Jim Newell, a reporter for Slate, ran into Feinstein shortly after the 89-year-old lawmaker voted on the Senate floor on Tuesday. When he and another journalist asked Feinstein how she has been received by her colleagues since returning to Washington, Feinstein appeared to insist that she had never left.
“I haven’t been gone. I’ve been working,” Feinstein told Newell and another reporter, according to a Slate article published on Tuesday. She was asked if she meant she had been working remotely, to which Feinstein responded: “No, I’ve been here. I’ve been voting. Please. You either know or don’t know.”
The exchange comes as Feinstein faces pressure to resign amid questions about her health.
Now the oldest serving senator, Feinstein led the effort to pass a landmark 1994 assault weapons ban and fought for a full investigation of the CIA’s detention and interrogation program. But in recent years, media and Feinstein’s colleagues have increasingly questioned her fitness to serve as one of two senators representing the most populous US state.
Her three-month absence from the Senate judiciary committee this year threatened to derail the confirmation of Joe Biden’s judicial nominees, at a time when 9% of district and appellate court seats remain vacant. And while Feinstein has managed to fulfil her committee duties since returning to Washington, questions remain about whether she can effectively govern. A San Francisco Chronicle report last year described Feinstein suffering memory losses and relying heavily on her staff to fulfil job duties.
The senator has said that doctors have asked her to maintain a lighter work schedule as she continues to recover, but has provided no details on what that means.
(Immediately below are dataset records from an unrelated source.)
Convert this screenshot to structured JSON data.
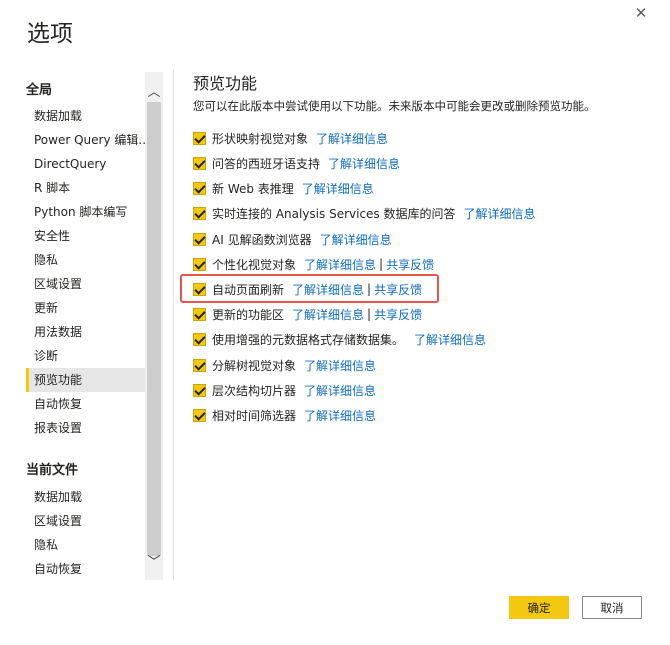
{
  "dialog": {
    "title": "选项",
    "close_icon": "✕"
  },
  "sidebar": {
    "global_title": "全局",
    "global_items": [
      {
        "label": "数据加载"
      },
      {
        "label": "Power Query 编辑..."
      },
      {
        "label": "DirectQuery"
      },
      {
        "label": "R 脚本"
      },
      {
        "label": "Python 脚本编写"
      },
      {
        "label": "安全性"
      },
      {
        "label": "隐私"
      },
      {
        "label": "区域设置"
      },
      {
        "label": "更新"
      },
      {
        "label": "用法数据"
      },
      {
        "label": "诊断"
      },
      {
        "label": "预览功能",
        "selected": true
      },
      {
        "label": "自动恢复"
      },
      {
        "label": "报表设置"
      }
    ],
    "current_title": "当前文件",
    "current_items": [
      {
        "label": "数据加载"
      },
      {
        "label": "区域设置"
      },
      {
        "label": "隐私"
      },
      {
        "label": "自动恢复"
      }
    ],
    "scroll_up_icon": "︿",
    "scroll_down_icon": "﹀"
  },
  "main": {
    "title": "预览功能",
    "description": "您可以在此版本中尝试使用以下功能。未来版本中可能会更改或删除预览功能。",
    "features": [
      {
        "label": "形状映射视觉对象",
        "checked": true,
        "link": "了解详细信息"
      },
      {
        "label": "问答的西班牙语支持",
        "checked": true,
        "link": "了解详细信息"
      },
      {
        "label": "新 Web 表推理",
        "checked": true,
        "link": "了解详细信息"
      },
      {
        "label": "实时连接的 Analysis Services 数据库的问答",
        "checked": true,
        "link": "了解详细信息"
      },
      {
        "label": "AI 见解函数浏览器",
        "checked": true,
        "link": "了解详细信息"
      },
      {
        "label": "个性化视觉对象",
        "checked": true,
        "link": "了解详细信息",
        "separator": "|",
        "link2": "共享反馈"
      },
      {
        "label": "自动页面刷新",
        "checked": true,
        "link": "了解详细信息",
        "separator": "|",
        "link2": "共享反馈"
      },
      {
        "label": "更新的功能区",
        "checked": true,
        "link": "了解详细信息",
        "separator": "|",
        "link2": "共享反馈"
      },
      {
        "label": "使用增强的元数据格式存储数据集。",
        "checked": true,
        "link": "了解详细信息"
      },
      {
        "label": "分解树视觉对象",
        "checked": true,
        "link": "了解详细信息"
      },
      {
        "label": "层次结构切片器",
        "checked": true,
        "link": "了解详细信息"
      },
      {
        "label": "相对时间筛选器",
        "checked": true,
        "link": "了解详细信息"
      }
    ]
  },
  "footer": {
    "ok_label": "确定",
    "cancel_label": "取消"
  },
  "colors": {
    "accent": "#f2c811",
    "link": "#0f6cbd",
    "highlight": "#e8534a"
  }
}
She has continually dismissed reporters’ questions about her health and workload.
Some fellow Democrats, including the California representative Ro Khanna, have called on her to resign. “Three months is a long time to be absent without any clarity,” he told Politico.
Feinstein has said she wouldn’t seek re-election in 2024. Three California representatives – Adam Schiff, Katie Porter and Barbara Lee – have already declared their candidacy. If Feinstein does decide to retire early, it would fall to Gavin Newsom, California’s governor, to appoint a temporary replacement.
Still, because Feinstein holds seniority after 30 years of service in the Senate, if she did step down, her replacement would not automatically wield the same authority she does on the judiciary committee and the powerful appropriations committee. The situation has rankled Californians who had called for Feinstein to step down earlier, before this term.